Senza – “Scrap The Waste”

Don’t even try to follow it. These Oregonian screamo freaks push their chosen genre all the way to its logical conclusion, which is just this seemingly-structureless all-elbows tangle of screeches and crunches and clatters, an abstract-expressionist ball of absolute chaos rolling downhill and crushing you. Every once in a while, there will be a part that sounds vaguely pretty, and your brain will start to relax. But then that part will end at some haphazard, randomly chosen juncture that doesn’t even make musical sense, and then the bedlam sweeps over you again. So don’t try to figure it out. Just go with it. Let the fury engulf you. Bathe in it.
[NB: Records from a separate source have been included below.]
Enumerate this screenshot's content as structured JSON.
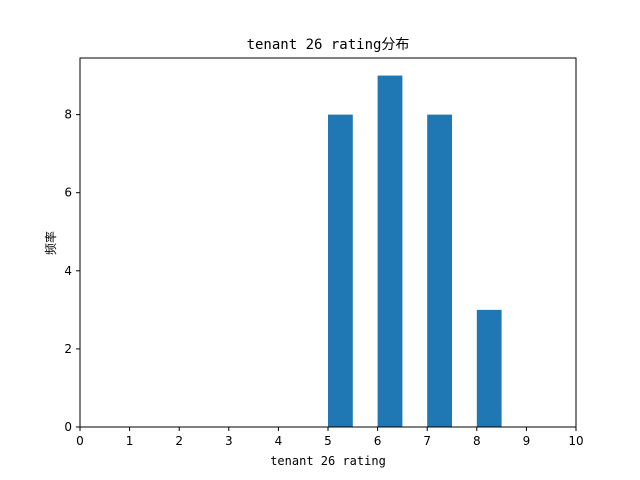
{
  "chart_data": {
    "type": "bar",
    "title": "tenant 26 rating分布",
    "xlabel": "tenant 26 rating",
    "ylabel": "频率",
    "bins": [
      {
        "x": 5,
        "value": 8
      },
      {
        "x": 6,
        "value": 9
      },
      {
        "x": 7,
        "value": 8
      },
      {
        "x": 8,
        "value": 3
      }
    ],
    "xlim": [
      0,
      10
    ],
    "ylim": [
      0,
      9.45
    ],
    "xticks": [
      "0",
      "1",
      "2",
      "3",
      "4",
      "5",
      "6",
      "7",
      "8",
      "9",
      "10"
    ],
    "yticks": [
      "0",
      "2",
      "4",
      "6",
      "8"
    ],
    "bar_width": 0.5,
    "bar_color": "#1f77b4",
    "grid": false,
    "legend": "none"
  }
}
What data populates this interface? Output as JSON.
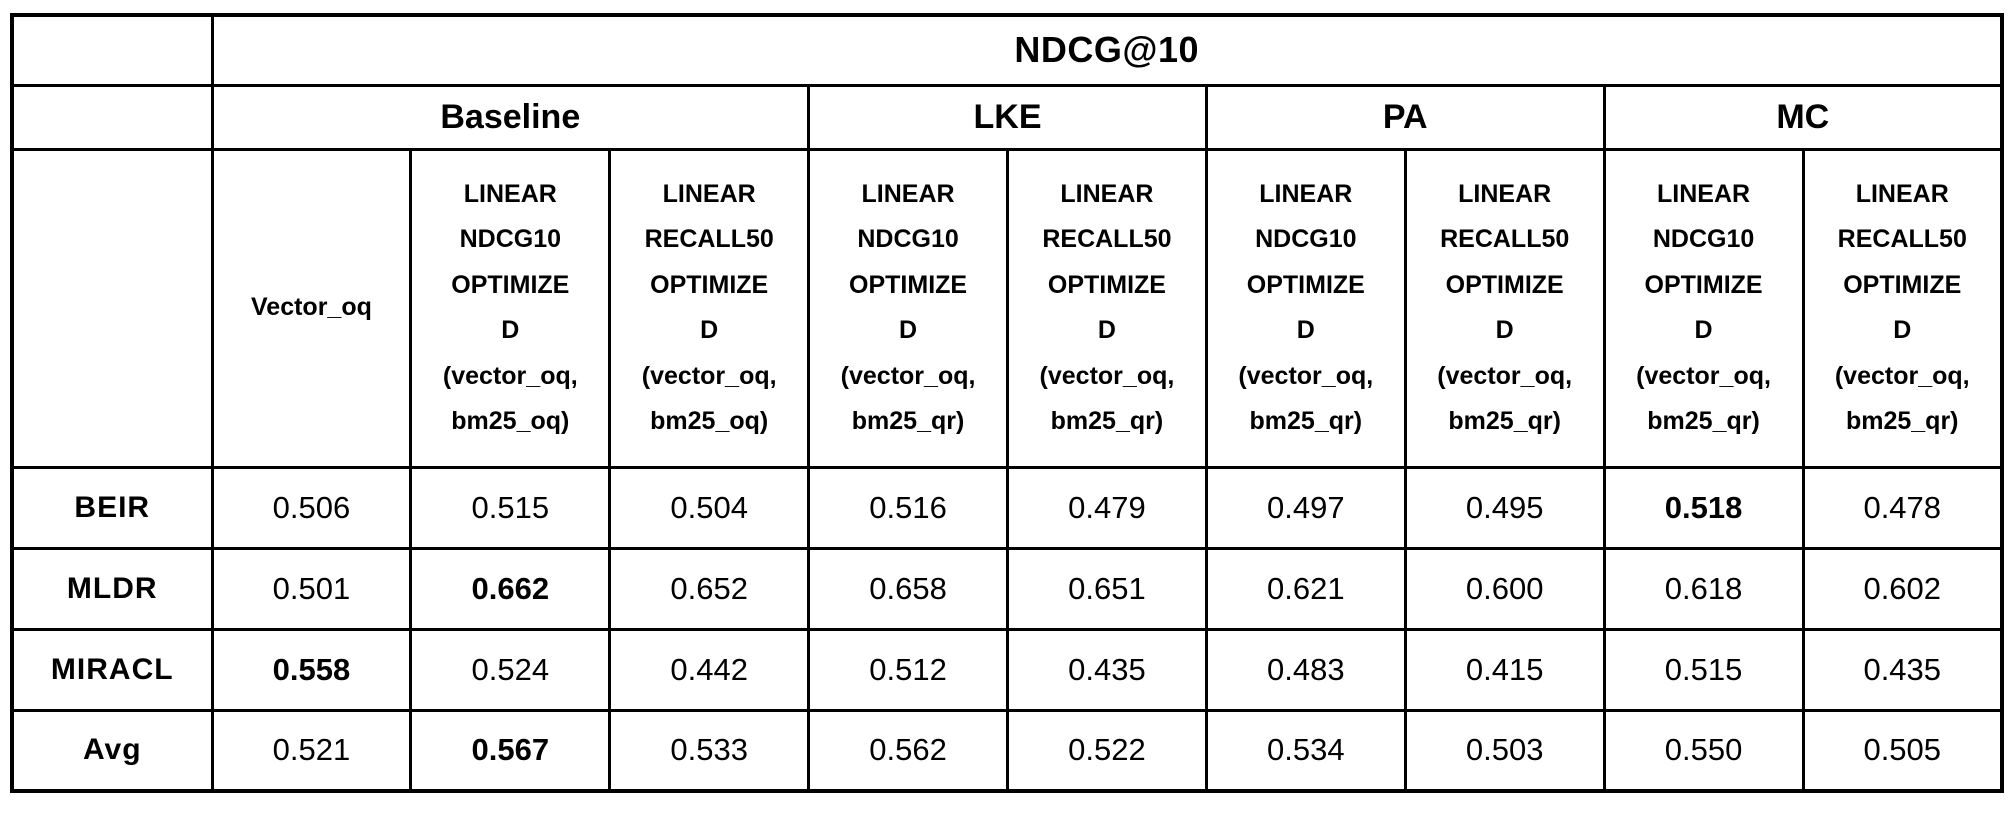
{
  "colors": {
    "background": "#ffffff",
    "border": "#000000",
    "text": "#000000"
  },
  "chart_data": {
    "type": "table",
    "title": "NDCG@10",
    "corner_label": "",
    "column_groups": [
      {
        "label": "Baseline",
        "colspan": 3
      },
      {
        "label": "LKE",
        "colspan": 2
      },
      {
        "label": "PA",
        "colspan": 2
      },
      {
        "label": "MC",
        "colspan": 2
      }
    ],
    "column_headers": [
      "Vector_oq",
      "LINEAR\nNDCG10\nOPTIMIZE\nD\n(vector_oq,\nbm25_oq)",
      "LINEAR\nRECALL50\nOPTIMIZE\nD\n(vector_oq,\nbm25_oq)",
      "LINEAR\nNDCG10\nOPTIMIZE\nD\n(vector_oq,\nbm25_qr)",
      "LINEAR\nRECALL50\nOPTIMIZE\nD\n(vector_oq,\nbm25_qr)",
      "LINEAR\nNDCG10\nOPTIMIZE\nD\n(vector_oq,\nbm25_qr)",
      "LINEAR\nRECALL50\nOPTIMIZE\nD\n(vector_oq,\nbm25_qr)",
      "LINEAR\nNDCG10\nOPTIMIZE\nD\n(vector_oq,\nbm25_qr)",
      "LINEAR\nRECALL50\nOPTIMIZE\nD\n(vector_oq,\nbm25_qr)"
    ],
    "rows": [
      {
        "label": "BEIR",
        "values": [
          "0.506",
          "0.515",
          "0.504",
          "0.516",
          "0.479",
          "0.497",
          "0.495",
          "0.518",
          "0.478"
        ],
        "bold_value_index": 7
      },
      {
        "label": "MLDR",
        "values": [
          "0.501",
          "0.662",
          "0.652",
          "0.658",
          "0.651",
          "0.621",
          "0.600",
          "0.618",
          "0.602"
        ],
        "bold_value_index": 1
      },
      {
        "label": "MIRACL",
        "values": [
          "0.558",
          "0.524",
          "0.442",
          "0.512",
          "0.435",
          "0.483",
          "0.415",
          "0.515",
          "0.435"
        ],
        "bold_value_index": 0
      },
      {
        "label": "Avg",
        "values": [
          "0.521",
          "0.567",
          "0.533",
          "0.562",
          "0.522",
          "0.534",
          "0.503",
          "0.550",
          "0.505"
        ],
        "bold_value_index": 1
      }
    ]
  }
}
Let it become part of you. [From Celestial Body EP, out now on Zegema Beach Records.]

Spy – “On The Brink”

This song came out on the day that the election results came in, and it almost seemed too on-the-nose. If I wasn’t already aware of Spy’s patented brand of fast-and-disgusting splatter-punk, I might think it was a joke. There’s no way that the members of Spy think too hard about electoral politics. That’s not the vibe that I get from this band at all. Instead, they just happened to pick the right day to release a track that sounds like you’re puking into the back of a box fan while it’s on, just spraying bile in every direction until it’s painted every wall in your house and you’ll never get the smell out. [Stand-alone single, out now on Closed Casket Activities.]

Whispers – “Retribution”

For the past few years, people have been talking about a few different currently-exploding hardcore scenes in Southeast Asia, and that’s just awesome. American bands are touring through Vietnam and Indonesia, and they’re posting absolutely insane footage of those shows. Bangkok’s Whispers must be the chosen ones, since I think they’re the band from any of those scenes to really bust out and tour Western countries. I get it. It’s not that Whispers are doing anything radically new. It’s that they’re taking the established heavy hardcore playbook and going all the way in on it. “Retribution” is a giant fucking epic, a song that might be playing in your head when you’re standing on a mountaintop and screaming at the sky as blood drips from your hands. How many fucking mosh parts does this song even have? We have so much to learn. [From Yom-Ma-Lok out, 12/13 on Flatspot Records.]